その後イオンに行き、まずG・ラブ&スペシャル・ソースを聴きながら村上春樹の『走ることについて語るときに僕の語ること』を再読しはじめる。もともとぼくは走ることになんら興味がなかったので、春樹さんがこの本を出版した時も気にはなったものの手がなかなか伸びず読むのが遅くなってしまった。いまでは個人的にとてもだいじな本として受け取れる。第二章の最後まで読んだのだけれど、はやくも気になるフレーズを見つけてしまった。
「腹が立ったらそのぶん自分にあたればいい。悔しい思いをしたら、そのぶん自分を磨けばいい」(p.39)
この言葉はまさにぼく自身の理想の生き方ともマッチするもので、たとえばぼくは英語学習や読書において挫折や限界を感じたり、あるいはプライベートな生活においてなにもかもがぜんぜんうまく行かないように感じられることがある。その時は、じたばたあがいたりせず自分の信じる道をあゆみコツコツ努力することを自分に強いるようになった。もちろん、これは「理想の」生き方であってこれを貫徹できているなんてことは口が裂けても言えない。まだまだ人間力が足りないのだろう。修養あるのみである。
ただ、こんなふうにかまえられるようになったのもこの年齢ぐらいになって自分の限界がかなりわかってきたからで、いわば閉ざされた可能性の中で1つか2つ誰にも負けない取り柄というものがあるとするなら、それをあたえられた「ギフト」として伸ばすことが自分のミッションなのかもしれないと思ったりもするのだった。そうして自分の才能を伸ばすことにけんめいになっていると、外野の無責任な野次も聞こえなくなってくる。英語をとおして知り合った方々の徳の高い言葉がぼくを鍛えてくれる。そんなことを考えたりした。
その読書が終わった後、昨日書いたラフカディオ・ハーンの回想録の続きを辞書を引き引き読み出す。予感はしていたが、やはり手強いもので2行か3行ごとに1つか2つ未知の単語、あるいは意味がはっきり日本語に置き換えられない言葉が登場する。それらを辞書でつぶしていく。ただ、細部にばかり拘泥していると全体を見失うので剣呑だ。英語研究会のミーティングは来年の半ば頃なのでまだ時間的に余裕はある。なのでゆっくり復習できたらと思った。

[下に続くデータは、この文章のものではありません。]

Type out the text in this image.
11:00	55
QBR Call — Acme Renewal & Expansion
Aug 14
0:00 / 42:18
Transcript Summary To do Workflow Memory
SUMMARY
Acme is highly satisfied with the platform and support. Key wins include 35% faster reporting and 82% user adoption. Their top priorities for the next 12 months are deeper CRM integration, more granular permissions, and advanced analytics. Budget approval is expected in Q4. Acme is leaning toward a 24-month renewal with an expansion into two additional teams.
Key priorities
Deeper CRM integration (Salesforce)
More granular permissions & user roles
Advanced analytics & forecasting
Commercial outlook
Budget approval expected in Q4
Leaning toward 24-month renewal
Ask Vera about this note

1時より仕事に入る。その後、5時に休憩時間をもらってそして村上春樹のくだんの文庫本や多和田葉子『研修生』、村上春樹『海辺のカフカ』英語版などを読む。とくに『海辺のカフカ』英語版を読んでいると、どう見ても抽象的と言うかアンリアル(非現実的)な世界、ツッコミどころがある世界が展開されているのに説得力あるものとしてせり出してくる、そんな生々しさを感じる。英語で読んでもこのリアリティは揺るがない。
「これはリアルなんだろうか」「これはありうるんだろうか」と、さいしょのうちは当惑しながら春樹さんの世界を読む。すると、その世界の内奥に実にたくみに練り上げられた文体と物語が存在し、ぼくたちをとりこにする。そんなことを考えながらぼくはこの本を読んでいる。いやはや、いつ読み終わるんだろうか。でも、そんなこと考えずにそれこそ春樹さんにならってひたすら自分の英語力を鍛えるのが早道・近道なのかもしれない。